Another worrying factor is that Rep. Darrell Issa, opponent of SOPA, has signed on as a co-sponsor of the IP Attache Act. His spokesman told TechCrunch that he supports the bill because it protects American interests in foreign countries. He does, however, say that he will work to amend the bill before it goes before the committee to include protections like fair use. Whether he accomplishes that remains to be seen, but don't get too optimistic.
Does the IP Attaches Act sound like SOPA to you? Are people getting worried for no reason? Let us know in the comments.
SOPA being forced through the legislature is bad, but it's nowhere near as bad as the secret ACTA alternative that's currently being pushed through as another treaty. We were recently made aware of CETA (Canada-EU Trade Agreement) through a leak and it contains all the rotten parts of ACTA that we all thought were killed when the European Parliament voted it down.
Before ACTA died, EU Commissioner, Karel De Gucht, promised that the treaty would be passed one way or another. His main goal is to bring the treaty before the European Court of Justice to see if the treaty infringes upon any basic human rights protected by the European Union. De Gucht doesn't want to wait for a court ruling, so he's going to use Canada to get what he wants.
The tactic, according to Michael Geist, is that the EU will pass CETA with Canada and then claim that ACTA was perfectly acceptable the whole time. I mean, Canada likes the provisions that are in CETA and so why do you hate it? It's a clever tactic and one that might work. That's the scary part as all the worst parts of ACTA are present in CETA. Even if ACTA doesn't get brought up again, the EU and Canada would be bound by a treaty that contains all that nastiness.
Fortunately, the outcry against CETA has moved the European Commission to remove some of the more inflammatory parts of the bill. The provisions in CETA that would require ISPs to remove content and disclose subscriber's personal information have been removed according to a Tweet from the European Commission's John Clancy.

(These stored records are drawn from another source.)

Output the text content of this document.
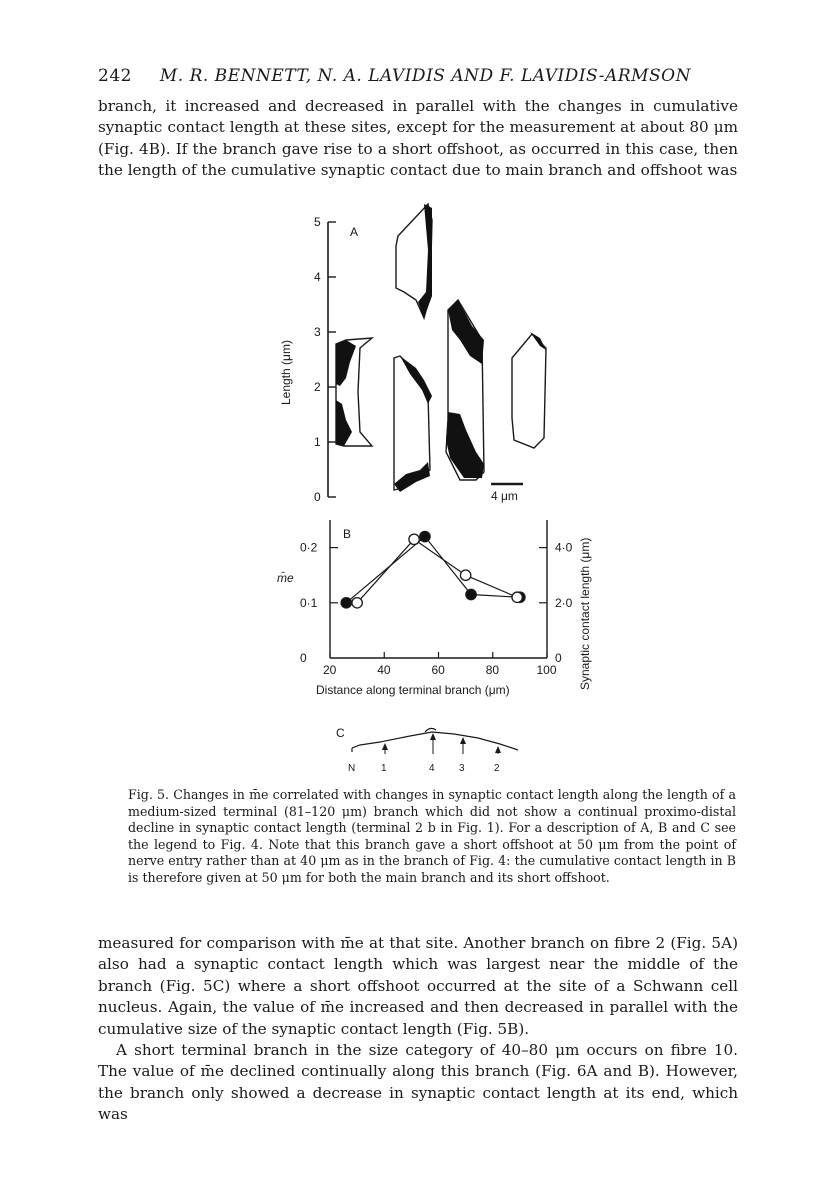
242 M. R. BENNETT, N. A. LAVIDIS AND F. LAVIDIS-ARMSON
branch, it increased and decreased in parallel with the changes in cumulative synaptic contact length at these sites, except for the measurement at about 80 μm (Fig. 4B). If the branch gave rise to a short offshoot, as occurred in this case, then the length of the cumulative synaptic contact due to main branch and offshoot was
A
Length (μm)
0
1
2
3
4
5
4 μm
B
Synaptic contact length (μm)
m̄e
Distance along terminal branch (μm)
0
0·1
0·2
0
2·0
4·0
20	40	60	80	100
C
N	1	4 3	2
Fig. 5. Changes in m̄e correlated with changes in synaptic contact length along the length of a medium-sized terminal (81–120 μm) branch which did not show a continual proximo-distal decline in synaptic contact length (terminal 2 b in Fig. 1). For a description of A, B and C see the legend to Fig. 4. Note that this branch gave a short offshoot at 50 μm from the point of nerve entry rather than at 40 μm as in the branch of Fig. 4: the cumulative contact length in B is therefore given at 50 μm for both the main branch and its short offshoot.
measured for comparison with m̄e at that site. Another branch on fibre 2 (Fig. 5A) also had a synaptic contact length which was largest near the middle of the branch (Fig. 5C) where a short offshoot occurred at the site of a Schwann cell nucleus. Again, the value of m̄e increased and then decreased in parallel with the cumulative size of the synaptic contact length (Fig. 5B).
A short terminal branch in the size category of 40–80 μm occurs on fibre 10. The value of m̄e declined continually along this branch (Fig. 6A and B). However, the branch only showed a decrease in synaptic contact length at its end, which was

Unfortunately, those are just two of the numerous provisions from ACTA that are still in CETA. The fact that the EU or Canada will not release the current text of the bill is also a bad sign. It's been a trend to hide controversial or damaging bills until they're ready to pass, but leaks like this help the public to become aware of the issues at stake. Geist suggests that the EU reveal the current draft to allow input from the citizenry. I agree, but it would be even better if countries were left to their own devices on how best to approach IP laws instead of trying to create a universal standard that only works for the top of the chain.